Still, there’s no need to sound the alarm. Though the way websites are built, optimized, and served is on the cusp of change, humans do and will continue to visit them.
It’s just that those visits now depend on how well a site feeds the data these agents rely on. In a way, the website is becoming both the endpoint and the source, acting more like a content database from which to pull information.
Hosts As Partners, Not Just Providers
For most of its history, hosting success was measured by uptime, speed, and security. Those keystones still matter, but users now expect their host to act like a partner, not just a provider. They want everything in one place — hosting, domains, SEO/GEO, and even social tools — without having to go between several vendors and dashboards.
It’s an evolution we’ve been watching for years. Helping customers succeed with their sites isn’t just about performance anymore; it’s about discoverability. And in the age of generative AI, sites that aren’t technically organized for AI discovery risk fading into invisibility, no matter how fast they load.
Kurtz said, in generative search, it’s about asking the new right questions:
- Is your content and brand showing up in AI responses?
- What’s the sentiment of your brand when AI references it?
- How often are you cited either directly or through third-party references?
- Is your direct traffic and referral traffic increasing?
- Are the visitors who arrive via direct and referral traffic converting at higher rates?
Generative engines don’t crawl the web the way humans browse it. They aren’t reading copy top to bottom; they’re parsing structure, semantics, and relationships between pieces of content to understand meaning. That’s why GEO is less about keywords and more about architecture.
“The impact is in how the content is organized,” Kurtz said. “One way forward is vectorizing website content so that it can be retrieved semantically, not just by keywords.”

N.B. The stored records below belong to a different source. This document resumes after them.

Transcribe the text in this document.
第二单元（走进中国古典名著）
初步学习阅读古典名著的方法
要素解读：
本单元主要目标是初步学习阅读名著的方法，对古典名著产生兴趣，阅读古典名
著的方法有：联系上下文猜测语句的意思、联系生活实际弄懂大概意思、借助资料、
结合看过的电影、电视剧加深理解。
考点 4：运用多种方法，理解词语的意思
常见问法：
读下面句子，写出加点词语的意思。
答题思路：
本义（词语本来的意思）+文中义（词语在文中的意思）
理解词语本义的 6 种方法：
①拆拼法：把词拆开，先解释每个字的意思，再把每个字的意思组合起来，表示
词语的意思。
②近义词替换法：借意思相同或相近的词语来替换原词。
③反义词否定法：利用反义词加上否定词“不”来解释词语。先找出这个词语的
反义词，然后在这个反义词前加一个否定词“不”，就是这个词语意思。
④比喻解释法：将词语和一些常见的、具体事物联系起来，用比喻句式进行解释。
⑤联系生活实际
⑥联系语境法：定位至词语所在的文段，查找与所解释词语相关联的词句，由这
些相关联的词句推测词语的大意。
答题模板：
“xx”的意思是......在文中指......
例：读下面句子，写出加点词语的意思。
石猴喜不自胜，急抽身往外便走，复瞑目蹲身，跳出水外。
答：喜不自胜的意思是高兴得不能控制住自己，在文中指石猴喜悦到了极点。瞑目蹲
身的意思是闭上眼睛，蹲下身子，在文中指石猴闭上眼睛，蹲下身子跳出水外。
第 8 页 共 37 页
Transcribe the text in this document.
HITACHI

Instead of short, keyword-heavy queries, people are now typing full, conversational questions. Semrush says the average Google search is just four words long, while ChatGPT prompts average around 23.
“The first step is to create an entity map that outlines what content you need,” she said. “Then you must create content related to the entity map that needs to be accurate, high-quality, and technically optimized using semantic structure, site schema, and clean markup for AI to interpret.”

WP Engine has already started applying this strategy to its own site, using itself as a live test case to guide customers and agencies through the GEO visibility shift. The team has built out an entity map and begun updating content across the site to align with AI-friendly structure and semantics.
“The nuance here is that a website needs to still be visually clear and appealing for the humans that are still coming to the site, but also has structured data for agent visitors,” Kurtz explained.
It’s an interesting moment for hosts to play a bigger role in a space they already clearly influence. In a world where 99.9% uptime and SSL certificates were differentiators, they’re expected now.
The next differentiator will be GEO-readiness: platforms that support advanced schema, vector databases, clean APIs, and fast global delivery. These are the features hosts can standardize and simplify for their customers.
“At its core, the website is still the anchor. It’s the one place a company controls end-to-end,” Kurtz said. “The place where discovery turns into trust, and trust turns into action. In a generative world, future-proofing that foundation matters more than ever.”